Mortgage defaults remain high

Banks call on borrowers in difficulty to engage early on

 

Since the financial crisis, mortgage defaults have been a growing issue for borrowers and lenders. Exact data is difficult to come by but demand notices published by banks in the Cayman Islands Gazettes show that more people are finding it harder to make their mortgage payments.  

Banks are calling on their customers in these situations to contact them as early as possible to find a solution, for example, remortgaging the property or altering the loan terms. 

In 2008 and 2009, the government gazettes featured only nine and seven demand notices for a total loan amount of $1.1 million and $1.4 million, respectively. In 2010, banks issued 11 demand notices for a total outstanding debt of $2.3 million.  
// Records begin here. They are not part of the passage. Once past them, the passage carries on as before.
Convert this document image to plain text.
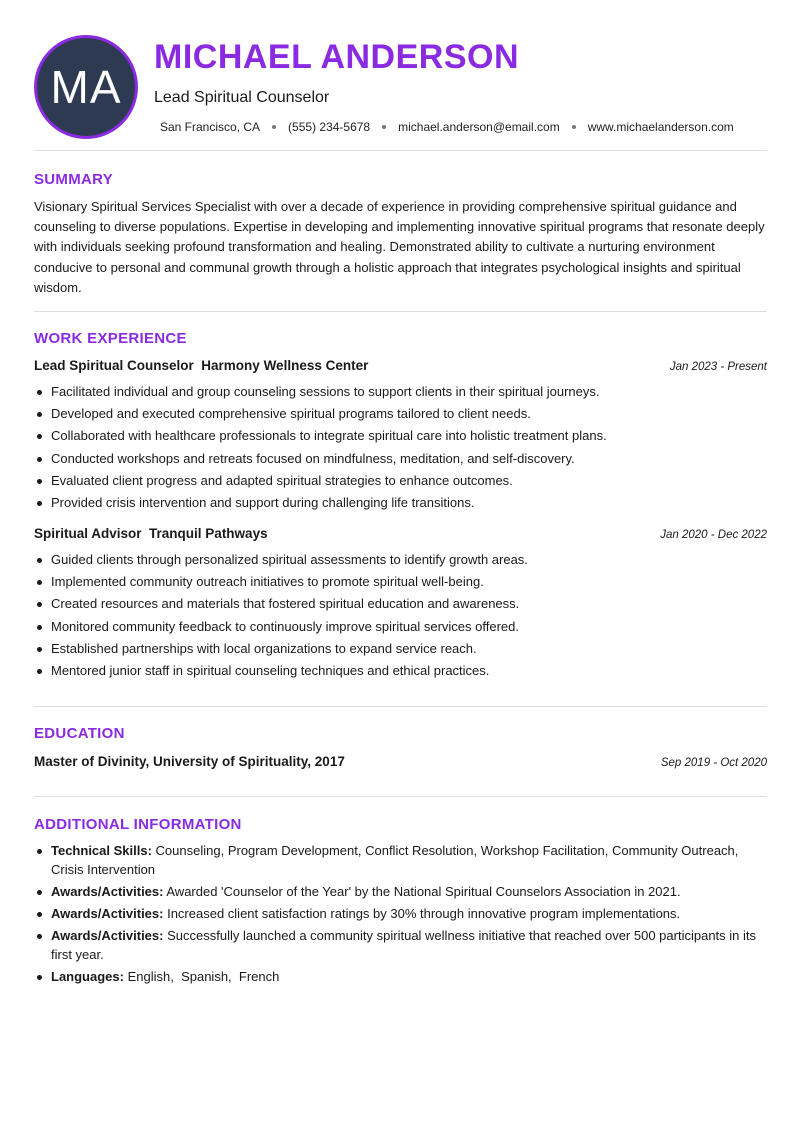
MA
MICHAEL ANDERSON
Lead Spiritual Counselor
San Francisco, CA (555) 234-5678 michael.anderson@email.com www.michaelanderson.com
SUMMARY

Visionary Spiritual Services Specialist with over a decade of experience in providing comprehensive spiritual guidance and counseling to diverse populations. Expertise in developing and implementing innovative spiritual programs that resonate deeply with individuals seeking profound transformation and healing. Demonstrated ability to cultivate a nurturing environment conducive to personal and communal growth through a holistic approach that integrates psychological insights and spiritual wisdom.

WORK EXPERIENCE
Lead Spiritual Counselor Harmony Wellness Center	Jan 2023 - Present
Facilitated individual and group counseling sessions to support clients in their spiritual journeys.
Developed and executed comprehensive spiritual programs tailored to client needs.
Collaborated with healthcare professionals to integrate spiritual care into holistic treatment plans.
Conducted workshops and retreats focused on mindfulness, meditation, and self-discovery.
Evaluated client progress and adapted spiritual strategies to enhance outcomes.
Provided crisis intervention and support during challenging life transitions.
Spiritual Advisor Tranquil Pathways	Jan 2020 - Dec 2022
Guided clients through personalized spiritual assessments to identify growth areas.
Implemented community outreach initiatives to promote spiritual well-being.
Created resources and materials that fostered spiritual education and awareness.
Monitored community feedback to continuously improve spiritual services offered.
Established partnerships with local organizations to expand service reach.
Mentored junior staff in spiritual counseling techniques and ethical practices.
EDUCATION
Master of Divinity, University of Spirituality, 2017	Sep 2019 - Oct 2020
ADDITIONAL INFORMATION
Technical Skills: Counseling, Program Development, Conflict Resolution, Workshop Facilitation, Community Outreach, Crisis Intervention
Awards/Activities: Awarded 'Counselor of the Year' by the National Spiritual Counselors Association in 2021.
Awards/Activities: Increased client satisfaction ratings by 30% through innovative program implementations.
Awards/Activities: Successfully launched a community spiritual wellness initiative that reached over 500 participants in its first year.
Languages: English,  Spanish,  French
As unemployment among Caymanians increased from 6 to 10 percent and the number of potential tenants declined with work permit numbers falling from a high of more than 26,000 in 2008 to fewer than 19,000 in 2011, these debt notice numbers grew significantly in the past three years, when 20, 25 and 24 mortgage payment defaults were listed.  

Banks saw the highest outstanding total loan amount affected by non-payments in 2011 with $7.7 million. However, this figure included a single loan of $3.97 million that skewed the statistic. In 2013, the situation remained unchanged from a year earlier when loans affected by borrowers missing their monthly mortgage payments totaled $4.7 million and $4.8 million, respectively.  

The loan defaults were spread evenly, affecting all of Cayman’s retail banks and covering all of the islands’ districts, including West Bay, George Town, South Sound, Savannah, Bodden Town, North Side, Rum Point and Cayman Brac.  

In an advertisement sponsored by seven lenders, the Cayman Islands Bankers Association in December called on borrowers, who find it difficult making their loan, mortgage or credit card payments, to engage as early as possible with their bank.  

The banks’ customer relations professionals will advise and try to assist in developing a strategy to manage the borrower’s financial commitments, the association said. CIBA also tried to alleviate any concerns that borrowers might have that such a dialogue would not be in their favor. 

“Be assured that your lending institution is committed to working with you to find a realistic solution in servicing your debt obligations,” the advertisement said. 

Cecil Chan-A-Sue, chief operating officer at CIBA, said the issue of problem loans and mortgages has stabilized somewhat, albeit at a higher level, confirming the statistics based on debt notices in the Gazettes.  

Banks are recognizing the reality of the economic situation, he said. “People are experiencing difficulties in making their payments.” 

In these cases, borrowers have to get in contact with their financial institution at an early stage, Mr. Chan-A-Sue urged. “These problems compound themselves when you wait. Not dealing with it is not going to rectify it.”  

Financial institutions can only make an informed decision, based on the facts presented to them if customers are as open as possible about their financial situation, he said. Banks also want to make it clear that it is not their first reaction to foreclose on a property. “They want borrowers to approach them and try to work out a solution,” Mr. Chan-A-Sue said.  

Under certain circumstances, it may be possible to renegotiate loan terms. Some banks may, for instance, ask the customer to solely make interest payments and no principal repayments for a short interim period, before a long-term solution is found. 

While there can be no guarantee that such a solution is available, missing monthly payments and not engaging with the bank, leaves the lender with the only option of taking action, he said. 

However, it is rarely in the interest of the bank to foreclose on a property. Not only is repossession a lengthy process, it will also take an average of 12 months for a property to be sold, according to broker James Bovell, owner at RE/MAX. 

“And depending on the market, the bank may not even realize the actual amount of the outstanding loan,” Mr. Chan-A-Sue noted. 

Mr. Bovell said in a Caymanian Compass article on forced sales in 2012 that the frequency of foreclosure and forced sales started to increase in 2010 and there has been a steady flow of bank repossessions since.  

They predominantly affect the residential real estate market because commercial sales are subject to different terms. For example, a higher level of equity is needed to purchase commercial real estate than to buy a residential property. As a result, monthly repayments are a larger financial burden for residential property owners. They are also more susceptible to a crisis.  

The financial crisis in 2008 has hit the rental property market hard. Not only did the number of work permit holders decline considerably, leaving many properties empty, but rental prices dropped in response to the diminishing demand, according to the Economics and Statistics Office’s consumer price index. 

*This article was amended from the original to reflect that a court order
is no longer required for a lender to initiate the foreclosure process.